E, ainda, no referido voto, conclui: “Indubitavelmente, a pena não mais pode ser vista como medida retributiva ou ressocializadora. Sua função é, segundo o direito penal moderno, de prevenção geral e especial. Ora, face a esse posicionamento sobre o efeito sancionatório, inegável que, para a aplicação da pena, há de se constatar a capacidade de agir e de decidir a respeito da conduta típica. Isso basta. Não é indispensável que o sujeito tenha a capacidade de sofrer os efeitos da sanção, assimilar a mensagem que ela representa, como emenda individual. Se a pena não pudesse ser aplicada a quem não tem consciência para sofrer seu efeito reparador, certamente nunca haveria de ser aplicada aos milhares de reincidentes que povoam as prisões, para quem a sanção nada representa. A pena visa a prevenir o crime, não a castigar ou remendar o defeito psicológico ou moral. E, nessa dimensão, pode ser aplicada tanto a pessoas naturais como a pessoas jurídicas. Estas, ao sofrer a sanção, corrigirão seu defeito de organização.4


Ainda, acerca da possibilidade de responsabilização penal da pessoa jurídica, transcreve-se, por oportuno, outro importante julgado, também do TRF da 4ª Região, cujo relator foi o Desembargador Élcio Pinheiro de Castro, por ocasião da Apelação Crime nº200172040022250 :

PENAL. CRIME CONTRA O MEIO AMBIENTE. EXTRAÇÃO DE PRODUTO MINERAL SEM AUTORIZAÇÃO. DEGRADAÇÃO DA FLORA NATIVA. ARTS. 48 E 55 DA LEI Nº 9.605/98. CONDUTAS TÍPICAS. RESPONSABILIDADE PENAL DA PESSOA JURÍDICA. CABIMENTO. NULIDADES. INOCORRÊNCIA. PROVA. MATERIALIDADE E AUTORIA. SENTENÇA MANTIDA.1. Segundo entendimento doutrinário e jurisprudencial predominante, a Constituição Federal (art. 225, § 3º) bem como a Lei nº 9.605/98 (art.3º) inovaram o ordenamento penal pátrio, tornando possível a responsabilização criminal da pessoa jurídica.2. Nos termos do art. 563 do CPP, nenhum ato será declarado nulo, se dele não resultar prejuízo à defesa (pas de nullité sans grief).3. Na hipótese em tela, restou evidenciada a prática de extrair minerais sem autorização do DNPM, nem licença ambiental da FATMA, impedindo a regeneração da vegetação nativa do local.
4. Apelo desprovido.” 5 

Admitindo-se, pois, a responsabilização penal da pessoa jurídica de direito privado como conseqüência do próprio desenvolvimento natural da sociedade, alguns requisitos devem ser observados.
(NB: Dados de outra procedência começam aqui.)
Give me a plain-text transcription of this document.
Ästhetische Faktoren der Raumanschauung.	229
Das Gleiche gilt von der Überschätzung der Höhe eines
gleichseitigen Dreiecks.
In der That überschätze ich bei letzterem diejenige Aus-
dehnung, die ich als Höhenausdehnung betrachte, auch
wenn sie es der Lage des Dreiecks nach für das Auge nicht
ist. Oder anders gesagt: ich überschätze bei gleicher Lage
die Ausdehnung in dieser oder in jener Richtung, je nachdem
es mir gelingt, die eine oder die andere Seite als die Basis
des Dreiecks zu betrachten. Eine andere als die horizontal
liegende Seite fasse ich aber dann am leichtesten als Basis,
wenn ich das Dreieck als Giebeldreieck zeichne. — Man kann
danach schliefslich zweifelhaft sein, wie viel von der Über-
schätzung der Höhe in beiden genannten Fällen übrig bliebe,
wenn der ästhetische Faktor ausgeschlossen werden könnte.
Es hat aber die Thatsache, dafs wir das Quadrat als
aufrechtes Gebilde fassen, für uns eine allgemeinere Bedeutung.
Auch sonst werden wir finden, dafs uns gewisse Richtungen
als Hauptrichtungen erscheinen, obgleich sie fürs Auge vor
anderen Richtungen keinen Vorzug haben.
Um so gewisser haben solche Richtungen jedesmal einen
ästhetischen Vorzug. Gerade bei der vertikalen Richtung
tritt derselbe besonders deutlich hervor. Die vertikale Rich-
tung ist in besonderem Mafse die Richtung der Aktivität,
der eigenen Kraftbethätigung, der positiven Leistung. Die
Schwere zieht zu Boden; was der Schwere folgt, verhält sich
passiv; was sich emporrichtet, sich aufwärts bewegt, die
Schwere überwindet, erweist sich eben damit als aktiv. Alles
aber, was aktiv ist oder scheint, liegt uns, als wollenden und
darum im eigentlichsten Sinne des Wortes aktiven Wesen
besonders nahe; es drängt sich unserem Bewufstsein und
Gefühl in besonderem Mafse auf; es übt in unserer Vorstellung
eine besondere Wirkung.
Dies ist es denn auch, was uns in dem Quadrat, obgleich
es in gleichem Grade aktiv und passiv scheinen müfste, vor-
Schecaira sugere os seguintes: “deve a infração ser praticada no interesse da pessoa coletiva, bastando que tenha tido a infração o objetivo de ser útil à finalidade do ser coletivo; o ilícito não pode situar-se fora da esfera de atividade da empresa e deve ser consumado por alguém que se encontre estritamente ligado à pessoa jurídica, tornando-a beneficiária do delito consumado. “ 6


A verdade é que a Carta Magna foi clara ao usar a preposição “e” entre as palavras penais e administrativas.O legislador constituinte redigiu com clareza seu intento de penalizar as pessoas jurídicas e, mais além, de fazê-lo cumulativamente. Não bastasse o até aqui exposto, ainda dentro da Constituição Federal localiza-se outro artigo que faz menção à responsabilização da pessoa jurídica:art. 173, § 5º - A lei, sem prejuízo da responsabilidade individual dos dirigentes da pessoa jurídica, estabelecerá a responsabilidade desta, sujeitando-a às punições compatíveis com sua natureza, nos atos praticados contra a ordem econômica e financeira e contra a economia popular. O que vale dizer que coloca a pessoa jurídica na condição de sujeito ativo da relação processual penal, não mais a considerando estranha aos membros que a compõem. Também lhe é atribuída a autoria da conduta que intelectualmente foi pensada por seu representante e materialmente executada por seus agentes, apenas com a condicionante de ter sido o ato praticado no interesse ou benefício da entidade. Pode-se concluir que o legislador constituinte partiu da premissa de que é necessário punir, de alguma maneira, a vantagem que a pessoa jurídica pode, eventualmente, angariar de certas atividades ilícitas do empresário ou de seus administradores.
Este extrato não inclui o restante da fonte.